As the franchise of films around Hercule Poirot, based on Agatha Christie’s novels, continues, A Haunting In Venice has a difficult task ahead. As the third film in the modern franchise of films, it follows Death On The Nile which ended up dragging out the heavy-handed exposition of the events at hand. Let’s dive into the trailer and then let’s talk about the third installment.

Belgian sleuth Hercule Poirot investigates a murder while attending a Halloween seance at a haunted palazzo in Venice, Italy.


A Haunting In Venice takes a more horror approach to the story with supernatural elements mixed in. The story involves the death of a young girl and a medium who claims she can speak with the dead. On All Hallows Eve, Poirot is called out of retirement by his close writer friend (played by Tina Fey), to debunk the medium as a fraud. Or perhaps confirm she is in fact legit? Of course, Poirot is always keen to find a simple and real solution to every crime he investigates but this one may just prove to push him to his limits.

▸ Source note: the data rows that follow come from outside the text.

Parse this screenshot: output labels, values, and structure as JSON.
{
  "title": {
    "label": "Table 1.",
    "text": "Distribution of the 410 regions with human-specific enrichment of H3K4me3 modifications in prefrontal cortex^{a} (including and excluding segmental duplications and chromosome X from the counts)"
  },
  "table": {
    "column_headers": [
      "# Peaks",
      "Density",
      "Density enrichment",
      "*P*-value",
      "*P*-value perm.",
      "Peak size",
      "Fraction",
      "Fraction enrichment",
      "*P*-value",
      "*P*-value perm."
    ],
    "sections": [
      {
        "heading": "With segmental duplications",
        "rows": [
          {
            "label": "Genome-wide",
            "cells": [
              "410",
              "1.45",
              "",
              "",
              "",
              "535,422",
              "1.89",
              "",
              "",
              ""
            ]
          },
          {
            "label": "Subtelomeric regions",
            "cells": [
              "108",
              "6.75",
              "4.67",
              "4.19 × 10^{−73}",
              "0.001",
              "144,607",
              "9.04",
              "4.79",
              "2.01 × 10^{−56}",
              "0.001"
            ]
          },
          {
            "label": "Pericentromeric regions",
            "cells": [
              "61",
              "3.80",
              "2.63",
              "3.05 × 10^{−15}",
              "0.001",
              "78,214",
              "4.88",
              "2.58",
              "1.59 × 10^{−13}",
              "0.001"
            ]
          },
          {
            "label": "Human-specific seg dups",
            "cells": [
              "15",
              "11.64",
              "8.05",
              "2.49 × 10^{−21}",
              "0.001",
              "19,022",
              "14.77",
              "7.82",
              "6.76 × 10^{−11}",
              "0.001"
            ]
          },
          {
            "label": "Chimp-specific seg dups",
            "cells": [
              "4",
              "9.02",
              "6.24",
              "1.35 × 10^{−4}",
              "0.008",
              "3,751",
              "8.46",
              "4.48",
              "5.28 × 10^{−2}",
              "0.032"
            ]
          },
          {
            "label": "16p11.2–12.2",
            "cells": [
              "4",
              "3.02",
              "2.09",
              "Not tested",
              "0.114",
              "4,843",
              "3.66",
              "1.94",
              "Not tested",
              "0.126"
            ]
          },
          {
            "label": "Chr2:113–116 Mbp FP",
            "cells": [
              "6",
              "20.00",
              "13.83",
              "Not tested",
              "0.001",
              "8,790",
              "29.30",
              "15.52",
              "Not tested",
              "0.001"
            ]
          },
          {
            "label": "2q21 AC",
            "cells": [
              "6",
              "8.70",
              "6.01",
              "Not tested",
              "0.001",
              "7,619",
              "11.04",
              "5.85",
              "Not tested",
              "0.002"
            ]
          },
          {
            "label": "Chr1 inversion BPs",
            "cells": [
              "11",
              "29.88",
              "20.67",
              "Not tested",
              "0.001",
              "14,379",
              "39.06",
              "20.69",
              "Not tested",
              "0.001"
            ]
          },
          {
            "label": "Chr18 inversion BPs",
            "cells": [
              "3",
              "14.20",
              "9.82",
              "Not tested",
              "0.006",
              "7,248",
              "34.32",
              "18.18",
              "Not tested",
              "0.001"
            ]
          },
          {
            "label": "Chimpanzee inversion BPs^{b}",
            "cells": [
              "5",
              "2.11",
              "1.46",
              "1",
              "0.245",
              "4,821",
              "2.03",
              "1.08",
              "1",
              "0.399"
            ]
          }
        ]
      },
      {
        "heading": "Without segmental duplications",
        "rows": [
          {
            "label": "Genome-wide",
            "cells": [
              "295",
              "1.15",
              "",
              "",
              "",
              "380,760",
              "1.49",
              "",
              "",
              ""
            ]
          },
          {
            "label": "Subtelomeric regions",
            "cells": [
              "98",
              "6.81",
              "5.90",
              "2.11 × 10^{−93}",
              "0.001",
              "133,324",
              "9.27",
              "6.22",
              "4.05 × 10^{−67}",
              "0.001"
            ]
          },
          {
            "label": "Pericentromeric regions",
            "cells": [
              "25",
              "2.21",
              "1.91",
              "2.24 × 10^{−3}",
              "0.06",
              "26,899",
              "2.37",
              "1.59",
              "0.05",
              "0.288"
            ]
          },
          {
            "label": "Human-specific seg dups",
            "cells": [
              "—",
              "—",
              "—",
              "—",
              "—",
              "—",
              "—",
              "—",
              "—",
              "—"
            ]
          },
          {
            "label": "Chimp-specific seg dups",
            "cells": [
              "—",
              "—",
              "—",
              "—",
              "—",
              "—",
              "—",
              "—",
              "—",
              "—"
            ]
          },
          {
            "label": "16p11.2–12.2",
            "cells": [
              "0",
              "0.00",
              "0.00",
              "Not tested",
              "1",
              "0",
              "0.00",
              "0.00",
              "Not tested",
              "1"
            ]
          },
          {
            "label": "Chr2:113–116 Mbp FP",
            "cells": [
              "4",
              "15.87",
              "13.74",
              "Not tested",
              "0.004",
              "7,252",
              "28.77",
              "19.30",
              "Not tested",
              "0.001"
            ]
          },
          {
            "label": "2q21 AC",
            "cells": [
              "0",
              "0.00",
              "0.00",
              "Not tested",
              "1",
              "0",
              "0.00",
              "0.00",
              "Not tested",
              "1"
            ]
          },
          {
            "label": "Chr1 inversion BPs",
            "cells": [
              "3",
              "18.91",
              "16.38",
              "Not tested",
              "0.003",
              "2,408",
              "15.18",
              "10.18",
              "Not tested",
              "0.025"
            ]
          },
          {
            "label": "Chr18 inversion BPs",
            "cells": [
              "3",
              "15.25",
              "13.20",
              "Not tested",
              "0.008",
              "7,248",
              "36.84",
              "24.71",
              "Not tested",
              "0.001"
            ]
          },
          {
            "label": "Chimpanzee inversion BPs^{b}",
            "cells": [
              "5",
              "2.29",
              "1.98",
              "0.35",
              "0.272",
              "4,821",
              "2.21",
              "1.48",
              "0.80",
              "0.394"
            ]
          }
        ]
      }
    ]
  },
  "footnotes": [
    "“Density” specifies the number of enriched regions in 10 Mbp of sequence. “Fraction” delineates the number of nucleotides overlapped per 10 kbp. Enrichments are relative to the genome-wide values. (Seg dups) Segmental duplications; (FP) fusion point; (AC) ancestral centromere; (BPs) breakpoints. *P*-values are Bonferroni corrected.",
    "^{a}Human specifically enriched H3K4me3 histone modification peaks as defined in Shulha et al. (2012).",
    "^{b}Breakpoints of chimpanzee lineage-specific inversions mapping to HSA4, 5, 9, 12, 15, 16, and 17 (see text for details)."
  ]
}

The all-star cast brings together a slew of potential murders into a single home in Venice that, along with a cliche stormy night, leads to a series of events that even Poirot wasn’t expecting. The writer (Tina Fey), the medium (Michelle Yeoh) with her two assistants, the former fiance (Kyle Allen), the bodyguard (Riccardo Scamarcio), the doctor (Jamie Dornan) and his son (Jude Hill), and finally the mother (Kelly Reilly).

From a writing perspective, they took a less heavy-handed approach to the story by building in a short scary ghost story to tell the orphans celebrating Halloween that night, and that provides our initial clues and starting point for the mystery at hand. After that background, everything else is left to us to piece together the elements of what is going on with the typical questioning of each person, reviewing lists, and pitting everyone against the other.

From a directing standpoint, there were a few choices of camera work and styles that didn’t work so well in the film and felt off compared to the directors’ other works in the franchise. In particular, the use of a camera in the actor’s face pointed directly at him while running and moving with his head. It really didn’t add the intended scare factor they were hoping for. Nonetheless, all of the basic hallmarks of a scary story in an abandoned house were well set up.

When it comes to the twists and supernatural elements, well we will leave those bits to you the viewer. How far did you go before you figured out the answer? I will say there are several twists and while most made sense after they were explained, one I totally didn’t see coming and it was both dark and well hidden. While each of the cast did a decent job in their roles, I do want to call out Jude Hill, who we previously voted as Best Upcoming Talent for his work in Belfast. Seeing him jump into this genre after Belfast was a nice surprise and he proved himself well among the veteran actors.

The combined directing and writing for A Haunting In Venice mixed the right amount of scare and mystery to create an entertaining murder mystery/crime drama. Surpassing Death on The Nile may well be the best of all 3 of the modern films in this series of movies.